Informations générales
Date 12-14 mai 1926
Lieu Varsovie, Pologne
Issue Victoire du parti Sanacja
Belligérants
Partisans de la politique de Sanacja Armée loyale au gouvernement
Commandants
Maréchal Józef Piłsudski Président Stanisław Wojciechowski,
Premier ministre Wincenty Witos
Forces en présence
12 000 6 000–8 000
Pertes

Militaires tués : 215
Civils tués : 164
Militaires et civils blessés : 920
Total : 1 299

Le coup d'État de mai (en polonais : Przewrót majowy ou zamach majowy) est un coup d'État réalisé en Pologne par le maréchal Józef Piłsudski entre le 12 et le 14 mai 1926. Le coup d'État renversa le président Stanisław Wojciechowski et le gouvernement du premier ministre Wincenty Witos. Un nouveau gouvernement fut installé, dirigé par le professeur de l’université nationale polytechnique de Lwów, Kazimierz Bartel.

Initialement Piłsudski devait être président, mais il se désista en faveur de Ignacy Mościcki. Piłsudski, cependant, resta le politicien le plus influent de Pologne, et devint l'inspirateur de la politique gouvernementale jusqu'à sa mort en 1935.

Genèse[modifier | modifier le code]

En novembre 1925, le gouvernement de Władysław Grabski fut remplacé par celui de Aleksander Skrzyński, qui reçut le soutien de différentes formations opposées : la Narodowa Demokracja (démocratie nationale), le parti Piast et le parti socialiste polonais (PPS). Cependant, après que le PPS eut retiré son soutien, le gouvernement tomba et fut remplacé par celui du premier ministre Wincenty Witos, constitué du parti populaire polonais "Piast" et de l'Union chrétienne d'unité nationale (Chrześcijański Związek Jednosci Narodowej) formant la coalition Chjeno-Piast. Ce nouveau gouvernement détenait néanmoins encore moins de soutien populaire que les précédents.
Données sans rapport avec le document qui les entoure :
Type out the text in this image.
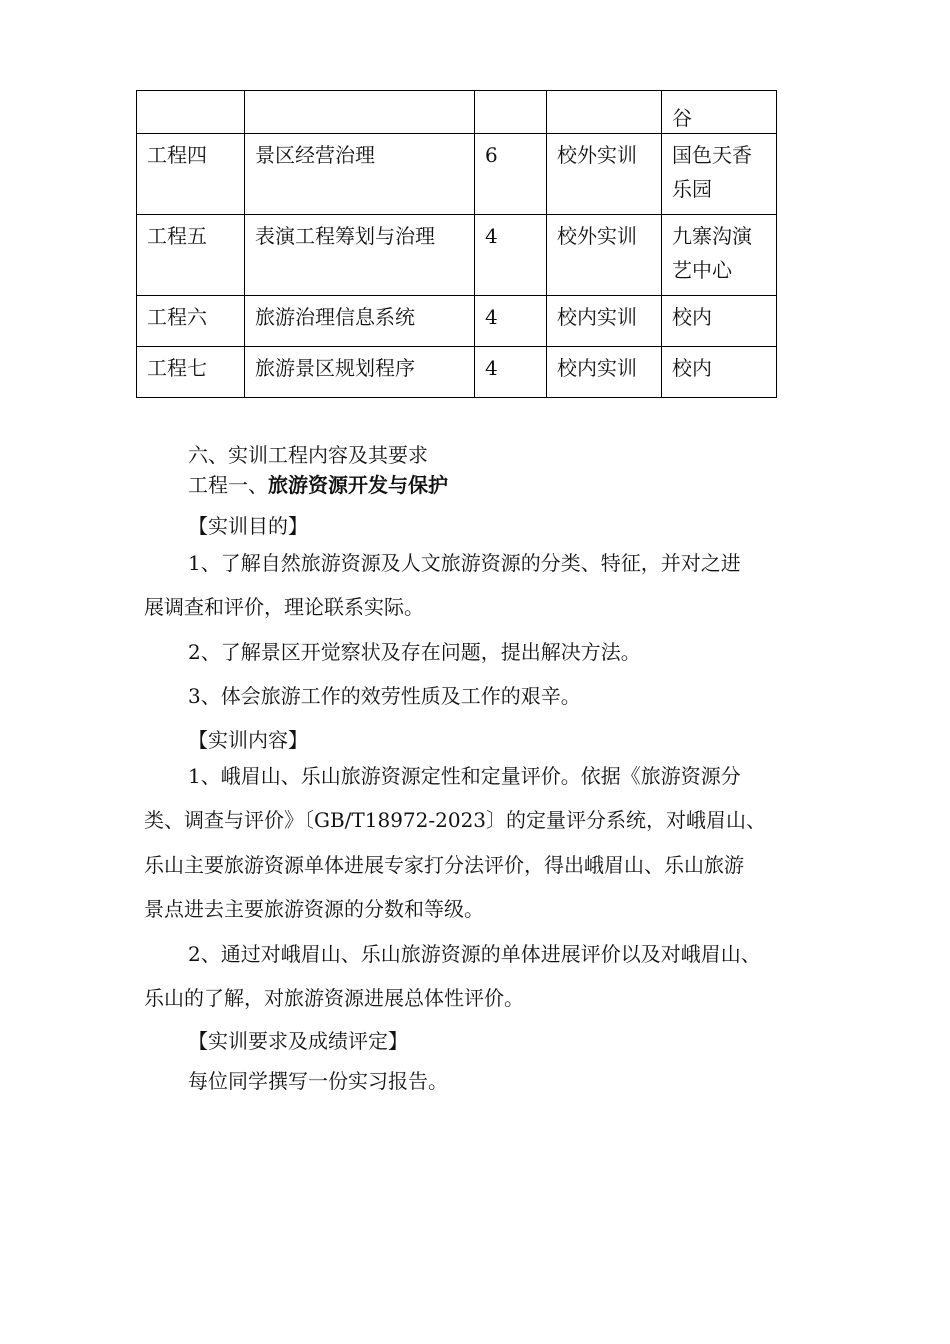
				谷
工程四	景区经营治理	6	校外实训	国色天香乐园
工程五	表演工程筹划与治理	4	校外实训	九寨沟演艺中心
工程六	旅游治理信息系统	4	校内实训	校内
工程七	旅游景区规划程序	4	校内实训	校内
六、实训工程内容及其要求
工程一、旅游资源开发与保护
【实训目的】
1、了解自然旅游资源及人文旅游资源的分类、特征，并对之进
展调查和评价，理论联系实际。
2、了解景区开觉察状及存在问题，提出解决方法。
3、体会旅游工作的效劳性质及工作的艰辛。
【实训内容】
1、峨眉山、乐山旅游资源定性和定量评价。依据《旅游资源分
类、调查与评价》〔GB/T18972-2023〕的定量评分系统，对峨眉山、
乐山主要旅游资源单体进展专家打分法评价，得出峨眉山、乐山旅游
景点进去主要旅游资源的分数和等级。
2、通过对峨眉山、乐山旅游资源的单体进展评价以及对峨眉山、
乐山的了解，对旅游资源进展总体性评价。
【实训要求及成绩评定】
每位同学撰写一份实习报告。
Les gouvernements successifs cristallisaient sur eux tous les ressentiments nés d'une politique étrangère impuissante et d'une situation interne dégradée[1]. À l'extérieur, la signature du traité de Locarno ne résolvait en rien les problèmes territoriaux avec l'Allemagne. Les puissances alliées occidentales avaient sacrifié la garantie des frontières occidentales de la Pologne à l'établissement de bonnes relations avec la jeune république allemande. En outre, le chômage ne cessait de monter, et les restrictions des budgets militaires engagées par Sikorski, ministre du gouvernement Grabski, mécontentaient une part de l'armée et les nationalistes.

Des déclarations de Józef Piłsudski, héros de la Première Guerre mondiale et père de la Deuxième République polonaise, qui considérait les changements de majorité incessants à la Diète (parlement polonais) comme chaotiques et nuisibles, préparèrent le terrain pour le coup d'État.

Coup d'État[modifier | modifier le code]

Le 10 mai 1926, une coalition gouvernementale réunissant des chrétiens-démocrates et des agrariens fut formée par Witos, ce qui déclencha la colère des partis de gauche[2], dont Piłsudski était l'un des dirigeants. Le lendemain, celui-ci, dans une interview publié dans le Kurier Poranny (Le Courrier du matin), déclara qu'il était « prêt à combattre le mal » de la Sejmokracja[3] et promit un « assainissement» (en polonais « sanacja ») de la vie politique. L'édition du journal fut censurée par les autorités.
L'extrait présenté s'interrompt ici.